I have a similar setup.
I am using a stored procedure with the Table-Valued parameter and MERGE . See Also Tabular Parameters , for example, how to use them in .NET.
I would switch the focus of the problem from simple bulk insertion to combining a batch of rows into a table with existing data.
Destination table
CREATE TABLE [dbo].[MyTable]( [DeviceId] [int] NOT NULL, [LogDate] [datetime] NOT NULL, [LogType] [int] NOT NULL, [LogText] [nvarchar](50) NOT NULL, CONSTRAINT [PK_MyTable] PRIMARY KEY CLUSTERED ( [DeviceId] ASC, [LogDate] ASC, [LogType] ASC ))
Create a custom table type
CREATE TYPE [dbo].[MyTableType] AS TABLE( [DeviceId] [int] NOT NULL, [LogDate] [datetime] NOT NULL, [LogType] [int] NOT NULL, [LogText] [nvarchar](50) NOT NULL, PRIMARY KEY CLUSTERED ( [DeviceId] ASC, [LogDate] ASC, [LogType] ASC ))
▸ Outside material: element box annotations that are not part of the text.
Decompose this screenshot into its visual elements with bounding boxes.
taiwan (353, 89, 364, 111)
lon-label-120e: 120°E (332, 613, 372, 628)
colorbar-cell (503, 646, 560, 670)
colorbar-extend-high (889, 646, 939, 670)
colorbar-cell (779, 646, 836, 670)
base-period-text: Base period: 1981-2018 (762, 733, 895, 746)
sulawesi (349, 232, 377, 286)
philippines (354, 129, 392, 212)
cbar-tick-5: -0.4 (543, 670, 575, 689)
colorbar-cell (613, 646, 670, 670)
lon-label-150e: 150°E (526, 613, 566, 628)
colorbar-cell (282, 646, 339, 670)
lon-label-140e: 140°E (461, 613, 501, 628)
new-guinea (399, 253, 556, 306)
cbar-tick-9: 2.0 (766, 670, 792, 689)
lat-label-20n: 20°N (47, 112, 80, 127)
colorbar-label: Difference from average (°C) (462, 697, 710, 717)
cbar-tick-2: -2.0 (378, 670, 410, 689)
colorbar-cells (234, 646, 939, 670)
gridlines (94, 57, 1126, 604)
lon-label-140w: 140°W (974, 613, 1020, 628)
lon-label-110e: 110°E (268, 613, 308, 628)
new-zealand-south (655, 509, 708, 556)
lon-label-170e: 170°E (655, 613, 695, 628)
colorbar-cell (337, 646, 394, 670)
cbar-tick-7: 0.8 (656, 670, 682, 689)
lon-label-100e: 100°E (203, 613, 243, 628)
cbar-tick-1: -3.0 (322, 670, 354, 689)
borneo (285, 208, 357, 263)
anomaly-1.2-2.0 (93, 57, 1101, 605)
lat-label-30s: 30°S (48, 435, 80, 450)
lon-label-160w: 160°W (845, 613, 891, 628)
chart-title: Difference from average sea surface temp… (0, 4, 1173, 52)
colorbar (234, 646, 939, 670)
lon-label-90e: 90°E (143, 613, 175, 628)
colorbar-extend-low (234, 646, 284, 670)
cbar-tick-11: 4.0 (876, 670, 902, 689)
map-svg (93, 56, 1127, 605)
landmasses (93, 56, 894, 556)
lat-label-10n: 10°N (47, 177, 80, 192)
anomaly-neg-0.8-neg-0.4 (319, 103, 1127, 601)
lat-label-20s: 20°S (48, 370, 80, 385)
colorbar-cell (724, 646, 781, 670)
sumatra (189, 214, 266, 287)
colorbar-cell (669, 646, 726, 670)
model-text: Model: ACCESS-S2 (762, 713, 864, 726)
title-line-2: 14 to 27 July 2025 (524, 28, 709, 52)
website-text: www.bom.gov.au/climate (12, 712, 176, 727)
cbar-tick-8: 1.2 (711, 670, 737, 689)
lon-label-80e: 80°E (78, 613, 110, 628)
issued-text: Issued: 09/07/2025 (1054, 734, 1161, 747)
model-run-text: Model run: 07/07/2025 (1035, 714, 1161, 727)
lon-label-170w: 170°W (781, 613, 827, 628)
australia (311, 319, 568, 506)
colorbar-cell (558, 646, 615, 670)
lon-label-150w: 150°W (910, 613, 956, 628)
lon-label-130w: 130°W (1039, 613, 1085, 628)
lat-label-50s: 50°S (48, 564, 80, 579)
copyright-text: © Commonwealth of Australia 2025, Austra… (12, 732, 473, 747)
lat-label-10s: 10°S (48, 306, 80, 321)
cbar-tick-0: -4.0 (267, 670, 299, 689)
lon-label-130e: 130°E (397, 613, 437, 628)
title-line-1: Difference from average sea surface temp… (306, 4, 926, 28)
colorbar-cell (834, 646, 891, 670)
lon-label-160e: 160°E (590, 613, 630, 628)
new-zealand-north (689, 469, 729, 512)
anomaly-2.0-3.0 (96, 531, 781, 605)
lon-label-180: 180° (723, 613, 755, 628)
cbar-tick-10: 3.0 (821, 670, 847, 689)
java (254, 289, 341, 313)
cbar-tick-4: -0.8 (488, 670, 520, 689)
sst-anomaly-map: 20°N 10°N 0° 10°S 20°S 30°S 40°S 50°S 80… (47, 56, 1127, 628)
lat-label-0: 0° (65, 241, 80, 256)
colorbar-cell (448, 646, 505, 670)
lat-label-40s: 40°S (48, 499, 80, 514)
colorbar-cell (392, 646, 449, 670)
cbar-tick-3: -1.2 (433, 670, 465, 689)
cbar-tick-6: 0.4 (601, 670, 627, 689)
Check and measure whether specifying PRIMARY KEY for TYPE make the overall process faster or slower.
Saved Procedure with TVP
CREATE PROCEDURE [dbo].[MergeMyTable] @ParamRows dbo.MyTableType READONLY AS BEGIN -- SET NOCOUNT ON added to prevent extra result sets from -- interfering with SELECT statements. SET NOCOUNT ON; BEGIN TRANSACTION; BEGIN TRY MERGE INTO dbo.MyTable as Dest USING ( SELECT TT.[DeviceId], TT.[LogDate], TT.[LogType], TT.[LogText] FROM @ParamRows AS TT ) AS Src ON (Dest.[DeviceId] = Src.[DeviceId]) AND (Dest.[LogDate] = Src.[LogDate]) AND (Dest.[LogType] = Src.[LogType]) WHEN MATCHED THEN UPDATE SET Dest.[LogText] = Src.[LogText] WHEN NOT MATCHED BY TARGET THEN INSERT ([DeviceId] ,[LogDate] ,[LogType] ,[LogText]) VALUES (Src.[DeviceId], Src.[LogDate], Src.[LogType], Src.[LogText]); COMMIT TRANSACTION; END TRY BEGIN CATCH ROLLBACK TRANSACTION; END CATCH; END
Call this stored procedure by passing it a batch of lines to merge. Test and measure how performance changes with batch size. Try lots with 1K, 10K, 100K lines.
If you never want to update existing rows with new values, delete the WHEN MATCHED THEN MERGE , it will work faster.